At the annual SAC meeting, the Norwegian guidelines were presented as an opportunity to work collaboratively to improve Higg tools and look for ways to effect systemic change, including the adoption of circularity and renewable energy. “I don’t think these are bad talks,” Amina Razvi, chief executive of the SAC, told Guardian Australia. “I think they are good because they will push both the industry and legislators and regulators to figure out what that aligned position is … that allows the industry to really move forward.”

However, Jeremy Lardeau, vice president of the Higg Index, expressed concern. “Is it practical and feasible to implement the NCA guidance on every product in this industry to calculate a product footprint? Not really. Right? It goes back to the complexity of the supply chain and the availability of data.”

Drevland is blunt about the criticism of its viability. “It is not a human right to say that something is sustainable,” she says. “Maybe if you want to do sustainable fashion, you have to change your business models. If you want to make sustainability claims, you have to get control of your supply chains.”

Bédat believes that the data would be improved if companies had a responsibility to report on what happens in their own supply chains. “Companies are not required to do this work…and that dynamic needs to change to improve the tools.”

Alden Wicker, editor-in-chief of EcoCult, agrees that more specific data is of better use to consumers. She says there are other Higg tools (there are five in all) that offer better insights into a product’s environmental impact. She points to Higg’s Facilities Environmental Module, which measures the impact of the factories where products are made. “I would prefer to know in which factory a T-shirt was made… tell me if the T-shirt is made in a solar-powered facility or if the cotton comes from a cooperative that uses fewer pesticides and petroleum-based fertilizers.”

As the coalition waits for regulators to clarify how industry impacts to consumers should be measured and communicated, they have contracted accounting firm KPMG to carry out an external assessment of the Higg index. The SAC is also working with the Textile Exchange, a standards and certification non-profit organization, to conduct more research and create more data sets.

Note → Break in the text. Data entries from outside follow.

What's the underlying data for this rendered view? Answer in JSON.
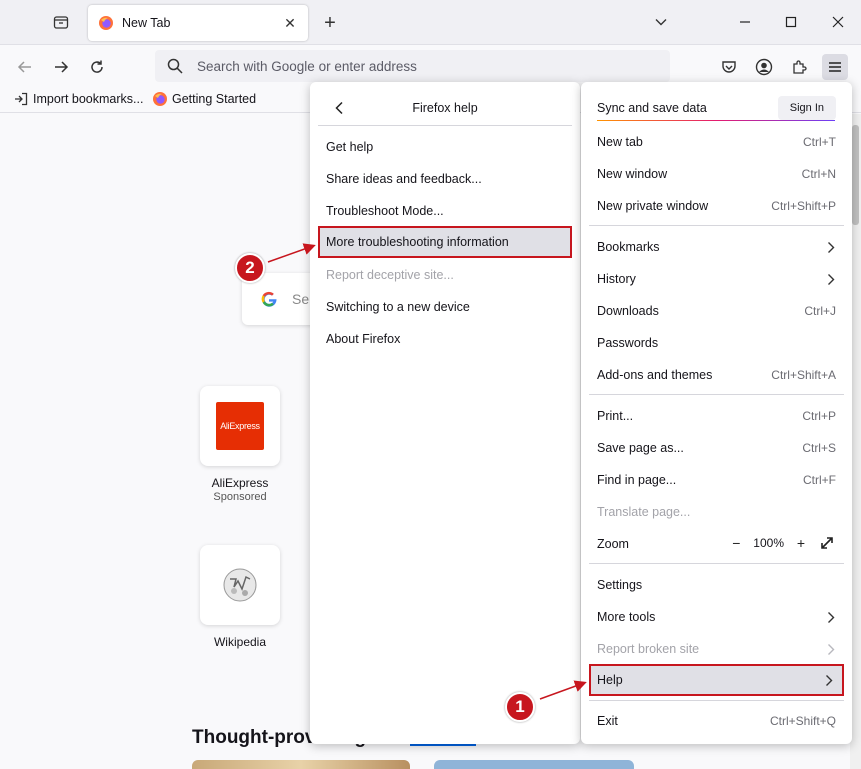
{
  "tabs": [
    {
      "title": "New Tab",
      "close": "✕"
    }
  ],
  "new_tab_symbol": "+",
  "address_bar": {
    "placeholder": "Search with Google or enter address"
  },
  "bookmarks": [
    {
      "label": "Import bookmarks...",
      "icon": "import-icon"
    },
    {
      "label": "Getting Started",
      "icon": "firefox-icon"
    }
  ],
  "newtab_page": {
    "search_partial": "Se",
    "shortcuts": [
      {
        "label": "AliExpress",
        "sub": "Sponsored",
        "tile_text": "AliExpress"
      },
      {
        "label": "Wikipedia",
        "sub": ""
      }
    ],
    "stories_heading": "Thought-provoking"
  },
  "help_panel": {
    "title": "Firefox help",
    "items": [
      {
        "label": "Get help",
        "disabled": false
      },
      {
        "label": "Share ideas and feedback...",
        "disabled": false
      },
      {
        "label": "Troubleshoot Mode...",
        "disabled": false
      },
      {
        "label": "More troubleshooting information",
        "disabled": false,
        "highlighted": true
      },
      {
        "label": "Report deceptive site...",
        "disabled": true
      },
      {
        "label": "Switching to a new device",
        "disabled": false
      },
      {
        "label": "About Firefox",
        "disabled": false
      }
    ]
  },
  "main_menu": {
    "sync_label": "Sync and save data",
    "sign_in": "Sign In",
    "items": [
      {
        "label": "New tab",
        "shortcut": "Ctrl+T"
      },
      {
        "label": "New window",
        "shortcut": "Ctrl+N"
      },
      {
        "label": "New private window",
        "shortcut": "Ctrl+Shift+P"
      },
      {
        "label": "Bookmarks",
        "submenu": true
      },
      {
        "label": "History",
        "submenu": true
      },
      {
        "label": "Downloads",
        "shortcut": "Ctrl+J"
      },
      {
        "label": "Passwords"
      },
      {
        "label": "Add-ons and themes",
        "shortcut": "Ctrl+Shift+A"
      },
      {
        "label": "Print...",
        "shortcut": "Ctrl+P"
      },
      {
        "label": "Save page as...",
        "shortcut": "Ctrl+S"
      },
      {
        "label": "Find in page...",
        "shortcut": "Ctrl+F"
      },
      {
        "label": "Translate page...",
        "disabled": true
      },
      {
        "label": "Zoom",
        "zoom_value": "100%",
        "zoom_out": "−",
        "zoom_in": "+"
      },
      {
        "label": "Settings"
      },
      {
        "label": "More tools",
        "submenu": true
      },
      {
        "label": "Report broken site",
        "submenu": true,
        "disabled": true
      },
      {
        "label": "Help",
        "submenu": true,
        "highlighted": true
      },
      {
        "label": "Exit",
        "shortcut": "Ctrl+Shift+Q"
      }
    ]
  },
  "annotations": [
    {
      "number": "1",
      "target": "Help"
    },
    {
      "number": "2",
      "target": "More troubleshooting information"
    }
  ],
  "colors": {
    "highlight_border": "#c7161e",
    "badge": "#c7161e",
    "accent": "#0061e0"
  }
}
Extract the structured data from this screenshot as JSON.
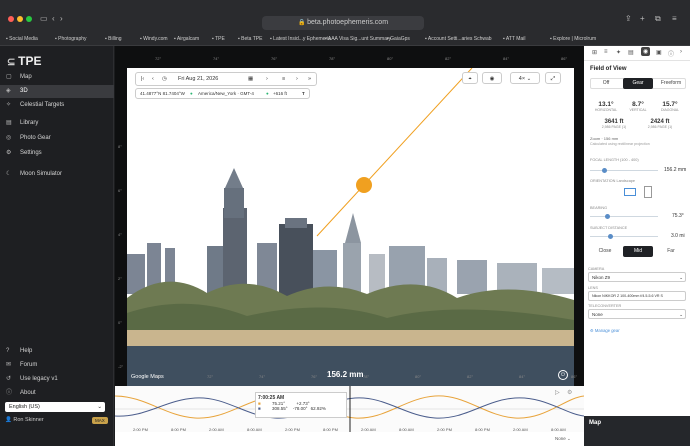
{
  "browser": {
    "url": "beta.photoephemeris.com",
    "bookmarks": [
      "Social Media",
      "Photography",
      "Billing",
      "Windy.com",
      "Airgalcam",
      "TPE",
      "Beta TPE",
      "Latest Insid...y Ephemeris",
      "AAA Visa Sig...unt Summary",
      "GaiaGps",
      "Account Setti...aries Schwab",
      "ATT Mail",
      "Explore | Microlrum"
    ]
  },
  "sidebar": {
    "logo": "TPE",
    "items": [
      {
        "label": "Map",
        "icon": "map-icon"
      },
      {
        "label": "3D",
        "icon": "cube-icon",
        "active": true
      },
      {
        "label": "Celestial Targets",
        "icon": "star-icon"
      },
      {
        "label": "Library",
        "icon": "book-icon"
      },
      {
        "label": "Photo Gear",
        "icon": "camera-icon"
      },
      {
        "label": "Settings",
        "icon": "gear-icon"
      },
      {
        "label": "Moon Simulator",
        "icon": "moon-icon"
      }
    ],
    "bottom": [
      {
        "label": "Help",
        "icon": "help-icon"
      },
      {
        "label": "Forum",
        "icon": "chat-icon"
      },
      {
        "label": "Use legacy v1",
        "icon": "legacy-icon"
      },
      {
        "label": "About",
        "icon": "info-icon"
      }
    ],
    "language": "English (US)",
    "user": "Ron Skinner",
    "badge": "MAX"
  },
  "map": {
    "date": "Fri Aug 21, 2026",
    "coords": "41.4877°N 81.7404°W",
    "timezone": "America/New_York · GMT-4",
    "elevation": "+616 ft",
    "zoom_opt": "4×",
    "focal_overlay": "156.2 mm",
    "google": "Google Maps",
    "top_ticks": [
      "72°",
      "74°",
      "76°",
      "78°",
      "80°",
      "82°",
      "84°",
      "86°"
    ],
    "bottom_ticks": [
      "70°",
      "72°",
      "74°",
      "76°",
      "78°",
      "80°",
      "82°",
      "84°",
      "86°"
    ],
    "left_ticks": [
      "8°",
      "6°",
      "4°",
      "2°",
      "0°",
      "-2°"
    ]
  },
  "timeline": {
    "time": "7:00:25 AM",
    "sun_az": "75.21°",
    "sun_alt": "+2.73°",
    "moon_az": "308.55°",
    "moon_alt": "-78.00°",
    "moon_illum": "62.92%",
    "times": [
      "2:00 PM",
      "8:00 PM",
      "2:00 AM",
      "8:00 AM",
      "2:00 PM",
      "8:00 PM",
      "2:00 AM",
      "8:00 AM",
      "2:00 PM",
      "8:00 PM",
      "2:00 AM",
      "8:00 AM"
    ],
    "range": "None"
  },
  "panel": {
    "title": "Field of View",
    "modes": [
      "Off",
      "Gear",
      "Freeform"
    ],
    "fov_h": "13.1°",
    "fov_v": "8.7°",
    "fov_d": "15.7°",
    "h_label": "HORIZONTAL",
    "v_label": "VERTICAL",
    "d_label": "DIAGONAL",
    "dist1": "3641 ft",
    "dist2": "2424 ft",
    "dist_sub": "2,986 PAGE (1)",
    "zoom_note": "Zoom · 156 mm",
    "calc_note": "Calculated using rectilinear projection",
    "focal_label": "FOCAL LENGTH",
    "focal_range": "(100 - 400)",
    "focal_value": "156.2 mm",
    "orient_label": "ORIENTATION",
    "orient_sub": "Landscape",
    "bearing_label": "BEARING",
    "bearing_value": "75.3°",
    "subject_label": "SUBJECT DISTANCE",
    "subject_value": "3.0 mi",
    "distance_opts": [
      "Close",
      "Mid",
      "Far"
    ],
    "camera_label": "CAMERA",
    "camera": "Nikon Z9",
    "lens_label": "LENS",
    "lens": "Nikon NIKKOR Z 100-400mm f/4.5-5.6 VR S",
    "tc_label": "TELECONVERTER",
    "tc": "None",
    "manage": "Manage gear",
    "map_title": "Map"
  }
}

The slow nature of collecting data and waiting for regulators to make decisions leaves consumers looking to make more sustainable purchases a bit adrift. “Honestly, I wish we lived in a world where consumers didn’t have to dig so deep into clothing production to make a ‘good’ or ‘ethical’ purchase,” says Wicker. “It should be assumed that you’re not contributing to deforestation or water pollution if you want to buy a T-shirt at the store.”